Adjoining counties hosted music festivals focusing on the Rock and Roll Highway, a section of road that Elvis Presley, Johnny Cash and Roy Orbison traveled early in their careers.

Walnut Ridge had the Beatles.

"When the Beatles landed here, it changed people's lives," Snapp said. "You had to go to Dallas or Memphis to see a group like that, and here they were in our backyards."

Snapp's sister was a Beatles fan club president. Their parents owned the local Best Western motel where the plane's pilot stayed.

"Our mom sweet-talked the pilot, or pestered him to death, to find out when they were coming back," Snapp said. "He finally said, ‘I wouldn't go to church if I was y'all.'"

They didn't and his sister saw The Beatles.

Snapp acknowledged that The Beatles project is not creating hundreds of jobs. But it is getting people excited while creating a sales tax base and helping pay for building renovations in a tough economy.

The town last year unveiled a metal sculpture of The Beatles, modeled on the famed "Abbey Road" album cover. One Walnut Ridge street has even been renamed Abbey Road.

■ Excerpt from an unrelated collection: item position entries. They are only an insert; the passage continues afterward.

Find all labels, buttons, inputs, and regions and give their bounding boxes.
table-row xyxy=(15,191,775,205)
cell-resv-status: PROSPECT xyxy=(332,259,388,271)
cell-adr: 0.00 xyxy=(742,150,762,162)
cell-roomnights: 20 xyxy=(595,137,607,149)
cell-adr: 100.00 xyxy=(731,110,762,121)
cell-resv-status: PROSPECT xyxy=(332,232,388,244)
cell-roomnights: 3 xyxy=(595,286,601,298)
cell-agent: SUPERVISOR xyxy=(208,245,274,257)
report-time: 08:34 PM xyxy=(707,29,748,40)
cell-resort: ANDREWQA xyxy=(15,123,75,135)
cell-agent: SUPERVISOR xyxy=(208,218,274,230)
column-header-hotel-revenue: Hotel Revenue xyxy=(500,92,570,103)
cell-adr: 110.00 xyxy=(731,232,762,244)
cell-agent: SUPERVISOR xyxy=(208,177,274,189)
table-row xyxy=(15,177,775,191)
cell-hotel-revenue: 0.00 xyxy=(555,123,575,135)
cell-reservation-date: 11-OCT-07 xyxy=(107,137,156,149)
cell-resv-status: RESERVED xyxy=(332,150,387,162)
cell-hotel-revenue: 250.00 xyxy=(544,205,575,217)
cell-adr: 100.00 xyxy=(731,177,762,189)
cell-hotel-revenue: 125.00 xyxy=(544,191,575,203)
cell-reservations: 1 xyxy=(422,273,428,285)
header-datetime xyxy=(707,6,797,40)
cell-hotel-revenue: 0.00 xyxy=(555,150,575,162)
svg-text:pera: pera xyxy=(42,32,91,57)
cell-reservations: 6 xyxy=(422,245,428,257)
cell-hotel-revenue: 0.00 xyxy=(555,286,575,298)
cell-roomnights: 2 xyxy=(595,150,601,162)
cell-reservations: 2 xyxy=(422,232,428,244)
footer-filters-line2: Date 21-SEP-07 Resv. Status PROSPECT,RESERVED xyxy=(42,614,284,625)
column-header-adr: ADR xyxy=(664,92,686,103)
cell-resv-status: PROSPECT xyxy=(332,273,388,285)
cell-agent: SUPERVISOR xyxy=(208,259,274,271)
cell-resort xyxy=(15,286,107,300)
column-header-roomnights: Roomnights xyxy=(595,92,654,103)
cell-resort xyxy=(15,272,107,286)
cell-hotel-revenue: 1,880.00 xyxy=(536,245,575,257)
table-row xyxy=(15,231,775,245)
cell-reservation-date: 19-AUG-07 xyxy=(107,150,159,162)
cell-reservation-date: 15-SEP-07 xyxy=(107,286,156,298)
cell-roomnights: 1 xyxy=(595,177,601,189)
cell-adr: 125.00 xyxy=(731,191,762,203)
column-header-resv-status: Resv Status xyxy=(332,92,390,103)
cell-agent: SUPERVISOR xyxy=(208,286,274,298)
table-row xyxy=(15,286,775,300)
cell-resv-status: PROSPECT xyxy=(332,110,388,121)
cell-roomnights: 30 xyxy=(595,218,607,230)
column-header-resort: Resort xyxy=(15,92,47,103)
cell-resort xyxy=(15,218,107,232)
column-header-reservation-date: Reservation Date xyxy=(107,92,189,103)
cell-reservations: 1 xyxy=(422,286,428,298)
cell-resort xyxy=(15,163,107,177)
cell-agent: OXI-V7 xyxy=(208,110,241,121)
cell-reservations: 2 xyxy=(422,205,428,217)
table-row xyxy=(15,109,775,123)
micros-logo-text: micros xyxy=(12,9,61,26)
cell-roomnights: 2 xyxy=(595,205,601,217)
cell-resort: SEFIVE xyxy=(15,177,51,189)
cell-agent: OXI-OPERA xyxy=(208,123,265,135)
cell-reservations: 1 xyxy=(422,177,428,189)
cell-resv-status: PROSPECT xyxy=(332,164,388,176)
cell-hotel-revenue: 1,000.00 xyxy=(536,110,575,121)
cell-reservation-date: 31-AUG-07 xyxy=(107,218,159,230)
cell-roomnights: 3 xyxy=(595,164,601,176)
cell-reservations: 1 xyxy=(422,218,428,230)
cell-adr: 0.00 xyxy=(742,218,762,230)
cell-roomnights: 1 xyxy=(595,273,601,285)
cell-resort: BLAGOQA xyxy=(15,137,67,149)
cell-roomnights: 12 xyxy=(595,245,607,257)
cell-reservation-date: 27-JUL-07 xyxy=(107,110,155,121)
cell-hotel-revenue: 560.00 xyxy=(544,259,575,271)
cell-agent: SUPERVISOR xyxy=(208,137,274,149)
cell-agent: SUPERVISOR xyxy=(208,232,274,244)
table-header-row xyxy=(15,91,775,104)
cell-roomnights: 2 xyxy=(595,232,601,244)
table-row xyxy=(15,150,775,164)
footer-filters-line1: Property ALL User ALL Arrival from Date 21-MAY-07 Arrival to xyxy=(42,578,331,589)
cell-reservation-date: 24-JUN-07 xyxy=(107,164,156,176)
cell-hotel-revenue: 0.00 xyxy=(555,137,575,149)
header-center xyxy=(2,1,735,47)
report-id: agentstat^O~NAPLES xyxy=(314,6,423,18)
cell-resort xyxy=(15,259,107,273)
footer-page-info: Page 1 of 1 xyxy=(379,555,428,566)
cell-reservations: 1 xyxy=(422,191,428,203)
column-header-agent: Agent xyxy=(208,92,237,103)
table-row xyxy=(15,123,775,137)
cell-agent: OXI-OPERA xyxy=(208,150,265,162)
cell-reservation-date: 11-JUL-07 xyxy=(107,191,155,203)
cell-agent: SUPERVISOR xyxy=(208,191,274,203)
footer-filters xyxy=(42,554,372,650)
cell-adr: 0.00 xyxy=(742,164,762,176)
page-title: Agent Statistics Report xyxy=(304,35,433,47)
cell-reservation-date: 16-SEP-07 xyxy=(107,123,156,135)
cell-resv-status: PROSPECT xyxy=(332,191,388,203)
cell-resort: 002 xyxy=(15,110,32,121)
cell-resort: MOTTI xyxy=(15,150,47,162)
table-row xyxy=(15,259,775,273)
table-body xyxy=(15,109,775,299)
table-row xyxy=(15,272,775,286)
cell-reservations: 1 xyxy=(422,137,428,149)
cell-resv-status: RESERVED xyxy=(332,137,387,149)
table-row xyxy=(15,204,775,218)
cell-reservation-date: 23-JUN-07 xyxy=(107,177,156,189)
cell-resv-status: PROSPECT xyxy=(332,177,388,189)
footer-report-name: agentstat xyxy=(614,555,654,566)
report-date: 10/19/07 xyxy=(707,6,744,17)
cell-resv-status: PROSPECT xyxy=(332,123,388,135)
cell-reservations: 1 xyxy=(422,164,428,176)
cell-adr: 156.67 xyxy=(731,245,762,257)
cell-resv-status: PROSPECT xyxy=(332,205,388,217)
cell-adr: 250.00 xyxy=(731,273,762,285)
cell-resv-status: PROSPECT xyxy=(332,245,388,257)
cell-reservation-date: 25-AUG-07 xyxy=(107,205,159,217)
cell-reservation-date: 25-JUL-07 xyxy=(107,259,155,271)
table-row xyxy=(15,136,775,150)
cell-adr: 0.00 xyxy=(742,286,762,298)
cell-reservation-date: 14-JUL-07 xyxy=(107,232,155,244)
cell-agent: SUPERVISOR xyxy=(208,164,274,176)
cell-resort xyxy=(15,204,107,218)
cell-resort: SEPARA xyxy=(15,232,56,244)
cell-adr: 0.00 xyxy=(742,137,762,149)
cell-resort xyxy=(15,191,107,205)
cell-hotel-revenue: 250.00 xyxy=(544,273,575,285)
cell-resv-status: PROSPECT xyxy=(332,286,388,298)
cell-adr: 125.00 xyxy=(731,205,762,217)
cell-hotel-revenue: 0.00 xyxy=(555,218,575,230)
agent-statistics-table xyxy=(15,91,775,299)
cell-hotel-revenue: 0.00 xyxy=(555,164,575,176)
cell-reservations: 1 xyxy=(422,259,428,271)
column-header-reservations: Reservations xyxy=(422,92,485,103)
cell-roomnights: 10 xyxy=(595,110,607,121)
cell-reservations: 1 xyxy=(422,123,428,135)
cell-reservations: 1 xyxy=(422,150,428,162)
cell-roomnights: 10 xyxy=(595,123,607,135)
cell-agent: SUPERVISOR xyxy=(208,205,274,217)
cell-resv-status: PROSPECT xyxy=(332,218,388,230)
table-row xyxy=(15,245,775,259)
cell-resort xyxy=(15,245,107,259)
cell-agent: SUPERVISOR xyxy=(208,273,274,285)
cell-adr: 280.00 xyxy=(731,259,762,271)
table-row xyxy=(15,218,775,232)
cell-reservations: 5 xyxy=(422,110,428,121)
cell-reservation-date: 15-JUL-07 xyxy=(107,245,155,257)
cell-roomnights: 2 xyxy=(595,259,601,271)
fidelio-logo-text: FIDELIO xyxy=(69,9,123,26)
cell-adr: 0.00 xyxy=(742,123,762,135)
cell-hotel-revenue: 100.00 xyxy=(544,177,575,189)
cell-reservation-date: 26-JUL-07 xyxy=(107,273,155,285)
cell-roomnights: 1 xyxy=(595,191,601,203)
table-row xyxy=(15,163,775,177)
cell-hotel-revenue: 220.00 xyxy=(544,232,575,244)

Arkansas Tourism Director Joe David Rice said Walnut Ridge is nicely positioned for music tourism with its proximity to Johnny Cash's childhood home in Dyess, Arkansas, which is undergoing renovations.

"Serious music fans are a zealous bunch," Rice said. "They live to visit homes, venues, gravesites or other shrines somehow connected to their favorite performers."

While hordes of visitors may not descend on Walnut Ridge, the community could get a steady flow of out-of-towners.

"They'll spend money, take pictures, post their shots on the web - and the process will continue," Rice said.

The event is still missing one thing: a Beatle. Invitations to Paul McCartney and Ringo Starr were mailed, but so far, there has been no response.

"Quite honestly, we didn't expect to hear from them," Snapp said. "It's like the lottery: If you don't buy a ticket, you won't win. We send the invitations and hope they recognize us someday."